Il fait remarquer que la pandémie a eu pour effet d’accélérer la transformation technologique des institutions financières. Cela, dans un contexte où souvent les budgets TI avaient diminué, soutenant au final une tendance à se tourner vers des solutions externes. Cela aurait donc «poussé bon nombre d’entre elles à faire appel aux fintechs pour les aider dans ce processus».

David Nault, cofondateur et associé directeur de Luge Capital, un fonds de capital de risque qui investit dans des fintechs en démarrage, abonde dans le même sens. La COVID-19 a rapidement accéléré l’adoption par les consommateurs de solutions bancaires en ligne, de devis d’assurance en ligne et d’outils d’investissement.

En conséquence, «de nombreuses entreprises soutenues par Luge Capital ont suscité l’intérêt d’institutions financières importantes, intéressées à voir comment leurs solutions pourraient les aider à innover rapidement».

La demande a ainsi augmenté pour les fintechs susceptibles d’aider les institutions financières à continuer de servir leurs clients dans un environnement virtuel. David Nault cite en exemple Flinks, de Montréal, «qui a connu une croissance exponentielle en raison de sa technologie qui facilite les transactions financières en ligne».

David Nault a lui aussi observé qu’au début de la pandémie, de nombreux investisseurs dans le secteur du financement de fintechs en démarrage ont fait une pause du côté des nouvelles start-ups afin de se concentrer sur le financement d’entreprises existantes. Un an plus tard, il signale toutefois que cela a changé : «Les investisseurs sont de retour à la table», dit-il.

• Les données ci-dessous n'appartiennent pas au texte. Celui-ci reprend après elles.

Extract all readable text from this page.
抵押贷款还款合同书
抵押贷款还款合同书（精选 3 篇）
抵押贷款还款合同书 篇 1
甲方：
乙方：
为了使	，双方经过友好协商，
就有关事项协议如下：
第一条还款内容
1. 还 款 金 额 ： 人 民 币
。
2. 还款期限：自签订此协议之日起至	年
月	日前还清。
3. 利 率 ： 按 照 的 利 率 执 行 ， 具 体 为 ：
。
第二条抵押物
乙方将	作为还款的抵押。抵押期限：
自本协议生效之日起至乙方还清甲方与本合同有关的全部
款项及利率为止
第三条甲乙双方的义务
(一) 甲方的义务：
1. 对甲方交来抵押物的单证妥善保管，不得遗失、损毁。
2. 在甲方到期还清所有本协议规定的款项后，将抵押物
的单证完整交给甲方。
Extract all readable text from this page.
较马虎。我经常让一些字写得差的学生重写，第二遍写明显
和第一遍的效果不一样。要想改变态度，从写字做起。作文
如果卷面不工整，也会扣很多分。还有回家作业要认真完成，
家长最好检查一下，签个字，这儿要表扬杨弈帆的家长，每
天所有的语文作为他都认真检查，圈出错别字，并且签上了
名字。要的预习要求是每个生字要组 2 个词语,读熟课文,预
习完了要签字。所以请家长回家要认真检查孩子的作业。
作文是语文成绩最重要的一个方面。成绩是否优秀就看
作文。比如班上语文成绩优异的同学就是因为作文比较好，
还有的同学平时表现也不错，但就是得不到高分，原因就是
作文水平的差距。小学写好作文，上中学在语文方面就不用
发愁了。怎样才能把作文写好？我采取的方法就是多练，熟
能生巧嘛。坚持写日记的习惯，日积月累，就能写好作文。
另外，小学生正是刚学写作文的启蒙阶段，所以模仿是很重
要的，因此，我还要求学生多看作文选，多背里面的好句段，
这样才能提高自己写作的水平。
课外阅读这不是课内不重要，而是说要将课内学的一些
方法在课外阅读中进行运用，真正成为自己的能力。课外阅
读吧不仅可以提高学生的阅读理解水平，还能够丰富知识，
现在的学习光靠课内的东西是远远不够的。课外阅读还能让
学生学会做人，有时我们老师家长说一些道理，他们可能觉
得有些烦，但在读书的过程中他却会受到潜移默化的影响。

Ils demeurent toutefois prudents et recherchent essentiellement «des entreprises qui bénéficient clairement du vent que peut leur insuffler le marché post-COVID», dit David Nault.

Il ajoute que pour s’engager dans de nouveaux investissements, les accélérateurs et autres incubateurs en technologie doivent nécessairement se sentir suffisamment à l’aise avec l’offre mise de l’avant en matière technologique pour s’engager sans avoir rencontré en personne les entrepreneurs derrière ces fintechs. Il s’agit présentement «du plus grand défi pour le secteur du capital-risque», selon lui.

Un défi que n’hésitent toutefois pas à relever certaines fintechs qui arrivent ainsi à tirer leur épingle du jeu. C’est le cas de la firme montréalaise Bacon Financial Technologies, mieux connue sous le nom de sa marque Hardbacon. Elle a annoncé le 1er mars 2021 qu’elle avait obtenu un financement de 1 166 400$provenant de plus de 800 investisseurs par l’entremise du portail de financement participatif en capital FrontFundr.

L’entreprise commercialise une application de finances personnelles et prévoit avec cet argent continuer à améliorer ses comparateurs de produits financiers, comme celui de cartes de crédit et de courtiers en ligne, et développer une version web de son application mobile.

Autre signe encourageant pour l’écosystème fintech de Montréal, le Centre financier international de Finance Montréal, qui se spécialise dans l’attraction d’entreprises financières internationales à Montréal, a accueilli au cours des derniers mois deux nouvelles entreprises, malgré la crise sanitaire.

Parmi elles, Futures First, une filiale de la multinationale Hertshten, a choisi Montréal pour y installer son premier bureau nord-américain. Futures First Canada fournit des services d’analyse de marché pour divers produits à terme et options dans toutes les catégories d’actifs, y compris les produits à revenu fixe, les matières premières, les actions et les produits énergétiques.

Jacques Deforges, qui se réjouit de la situation, affirme voir maintenant passer beaucoup d’offres d’emploi du côté des fintechs québécoises, ce qui démontre que le secteur demeure en pleine croissance.

«Cela dit, le recrutement de talents technologiques sera une grande préoccupation, tant du côté des fintechs que de celui des institutions financières. Ce sera un long et difficile retour à la normale pour tous, mais l’agilité et la résilience des fintechs nous laissent présager une relance réussie», ajoute-t-il.